FT-IR spectrometric analysis
The FT-IR spectrum of SP is shown in Fig. 1B. It could be observed that a wide and strong absorption peak at 3423 cm−1 caused by the O–H stretching vibration of intermolecular and intermolecular hydrogen bonds [12], and the peak at 2935 cm−1 caused by the C-H stretching vibration of the CH3 group [14], which are the characteristic structure of polysaccharides. In addition, the absorption peak at 1644 cm−1 represents the stretching vibration of the C = O group on the acetyl or carboxyl group, indicating the presence of uronic acid [26]. The absorption peak at 1560 cm−1 was the characteristic absorption peak of -CONH-, indicating the presence of the protein [21]. The characteristic absorption peaks of uronic acid and protein were consistent with the chemical composition of SP (Table 1).

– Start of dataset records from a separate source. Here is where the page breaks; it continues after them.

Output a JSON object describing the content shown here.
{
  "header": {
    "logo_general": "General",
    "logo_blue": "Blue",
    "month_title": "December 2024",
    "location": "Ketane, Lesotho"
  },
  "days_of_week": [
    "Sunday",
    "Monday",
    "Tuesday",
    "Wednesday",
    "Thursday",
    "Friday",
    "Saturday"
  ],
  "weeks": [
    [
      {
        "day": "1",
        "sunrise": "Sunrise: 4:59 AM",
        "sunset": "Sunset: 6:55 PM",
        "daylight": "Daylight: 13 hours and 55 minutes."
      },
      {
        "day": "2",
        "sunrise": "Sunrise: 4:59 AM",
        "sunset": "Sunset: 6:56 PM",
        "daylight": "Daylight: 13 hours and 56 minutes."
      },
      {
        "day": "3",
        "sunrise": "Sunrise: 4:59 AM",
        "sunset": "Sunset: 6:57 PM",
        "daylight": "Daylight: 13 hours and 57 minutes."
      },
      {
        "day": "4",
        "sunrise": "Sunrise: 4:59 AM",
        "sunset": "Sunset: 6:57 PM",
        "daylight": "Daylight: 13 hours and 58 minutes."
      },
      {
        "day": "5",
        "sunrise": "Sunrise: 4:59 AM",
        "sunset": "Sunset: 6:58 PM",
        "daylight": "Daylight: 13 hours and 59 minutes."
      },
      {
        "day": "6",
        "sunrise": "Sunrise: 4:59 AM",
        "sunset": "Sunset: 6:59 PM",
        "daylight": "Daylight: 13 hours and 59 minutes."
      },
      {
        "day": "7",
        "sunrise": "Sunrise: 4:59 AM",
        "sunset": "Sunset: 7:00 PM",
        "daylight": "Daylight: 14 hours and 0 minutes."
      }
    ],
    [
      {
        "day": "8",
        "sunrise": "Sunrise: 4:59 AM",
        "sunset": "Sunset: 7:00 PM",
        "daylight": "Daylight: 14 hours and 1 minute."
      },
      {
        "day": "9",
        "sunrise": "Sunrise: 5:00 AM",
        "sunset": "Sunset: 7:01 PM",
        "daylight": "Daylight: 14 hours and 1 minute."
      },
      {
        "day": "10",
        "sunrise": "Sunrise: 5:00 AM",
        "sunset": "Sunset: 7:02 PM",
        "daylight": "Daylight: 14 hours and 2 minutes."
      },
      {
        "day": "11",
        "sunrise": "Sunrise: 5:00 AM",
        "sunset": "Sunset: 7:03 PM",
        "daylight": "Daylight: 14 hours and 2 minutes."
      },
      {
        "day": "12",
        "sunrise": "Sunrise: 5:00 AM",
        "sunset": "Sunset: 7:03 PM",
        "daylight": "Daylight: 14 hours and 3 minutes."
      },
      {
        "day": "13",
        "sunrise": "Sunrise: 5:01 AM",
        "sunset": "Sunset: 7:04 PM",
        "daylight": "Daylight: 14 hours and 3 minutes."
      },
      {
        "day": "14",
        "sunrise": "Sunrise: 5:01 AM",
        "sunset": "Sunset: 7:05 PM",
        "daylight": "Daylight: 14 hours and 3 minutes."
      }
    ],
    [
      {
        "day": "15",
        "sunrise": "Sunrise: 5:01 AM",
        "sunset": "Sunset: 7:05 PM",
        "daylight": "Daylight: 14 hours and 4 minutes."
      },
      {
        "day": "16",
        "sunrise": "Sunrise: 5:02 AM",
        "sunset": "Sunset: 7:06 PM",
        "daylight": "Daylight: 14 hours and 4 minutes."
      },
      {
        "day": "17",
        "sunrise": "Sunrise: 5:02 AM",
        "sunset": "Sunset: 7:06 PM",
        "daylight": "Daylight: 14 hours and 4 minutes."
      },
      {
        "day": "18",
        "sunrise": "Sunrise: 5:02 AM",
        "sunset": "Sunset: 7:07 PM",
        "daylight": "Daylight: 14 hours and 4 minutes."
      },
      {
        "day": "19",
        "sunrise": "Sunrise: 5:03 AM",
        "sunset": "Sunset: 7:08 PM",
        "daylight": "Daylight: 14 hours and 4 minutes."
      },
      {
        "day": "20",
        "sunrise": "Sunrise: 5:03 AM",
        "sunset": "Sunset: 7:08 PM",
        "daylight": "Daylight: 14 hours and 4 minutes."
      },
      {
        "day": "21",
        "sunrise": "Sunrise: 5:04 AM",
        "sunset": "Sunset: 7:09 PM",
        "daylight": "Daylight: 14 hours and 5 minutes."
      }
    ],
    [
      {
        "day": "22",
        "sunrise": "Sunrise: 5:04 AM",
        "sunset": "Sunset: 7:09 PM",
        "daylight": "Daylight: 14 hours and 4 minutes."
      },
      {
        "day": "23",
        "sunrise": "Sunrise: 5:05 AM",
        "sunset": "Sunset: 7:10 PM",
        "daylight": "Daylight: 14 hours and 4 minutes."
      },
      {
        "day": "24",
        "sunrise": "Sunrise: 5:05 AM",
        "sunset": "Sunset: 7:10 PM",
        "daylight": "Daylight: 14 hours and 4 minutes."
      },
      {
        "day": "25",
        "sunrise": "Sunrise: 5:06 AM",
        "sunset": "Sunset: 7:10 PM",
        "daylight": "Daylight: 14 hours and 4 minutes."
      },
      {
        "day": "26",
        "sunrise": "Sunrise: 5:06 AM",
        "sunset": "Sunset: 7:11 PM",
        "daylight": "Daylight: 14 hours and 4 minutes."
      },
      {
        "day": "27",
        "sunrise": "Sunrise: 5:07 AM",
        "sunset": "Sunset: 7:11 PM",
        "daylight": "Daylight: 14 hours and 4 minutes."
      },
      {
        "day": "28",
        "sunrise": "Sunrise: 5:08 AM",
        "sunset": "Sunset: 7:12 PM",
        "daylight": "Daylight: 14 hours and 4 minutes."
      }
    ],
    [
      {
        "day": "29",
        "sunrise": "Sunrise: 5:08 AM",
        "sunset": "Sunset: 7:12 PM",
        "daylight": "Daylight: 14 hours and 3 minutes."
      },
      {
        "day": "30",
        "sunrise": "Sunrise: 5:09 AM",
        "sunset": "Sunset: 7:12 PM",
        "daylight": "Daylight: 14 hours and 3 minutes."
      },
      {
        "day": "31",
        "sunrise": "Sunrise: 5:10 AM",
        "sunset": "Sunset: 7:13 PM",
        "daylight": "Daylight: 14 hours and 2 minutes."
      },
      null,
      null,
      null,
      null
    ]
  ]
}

Furthermore, the stretching vibrations at 1257 cm−1 and 602 cm−1 demonstrated the presence of S = O [27], which once again confirmed that SP is a sulfated polysaccharide.
Immunomodulatory activity of SP
Effect of SP on proliferative activity of RAW264.7
RAW264.7 has phagocytosis and satiation, and is considered to be an ideal in vitro model to investigate the immune response ability of macrophages [28]. The cytotoxic effects of SP at gradient concentrations (50, 100, 200, 400, and 800 μg/mL) on RAW264.7 cells were detected using the CCK-8 method, and the results are shown in Fig. 2A. The results showed that SP not only had no cytotoxicity to RAW264.7 but promoted cell proliferation in the experimental concentration range of 50–800 μg/mL compared with the control group. The cell proliferation rate reached a maximum of 189.95% at the SP concentration of 400 μg/mL, indicating that SP can significantly promote the proliferation of RAW264.7 cells (p < 0.05). This result was consistent with that reported by Peng et al. (2024) [29]. They investigated the proliferative effect of Armeniaca Sibirica L. polysaccharides (AP-1) on RAW264.7 cells. The results showed that AP-1 was not toxic to RAW264.7 cells in the concentration range of 50–1000 μg/mL. The effect of AP-1 on cell viability was high at low dose concentrations (50 μg/mL-100 μg/mL) and decreased at high dose concentrations (100 μg/mL-1000 μg/mL).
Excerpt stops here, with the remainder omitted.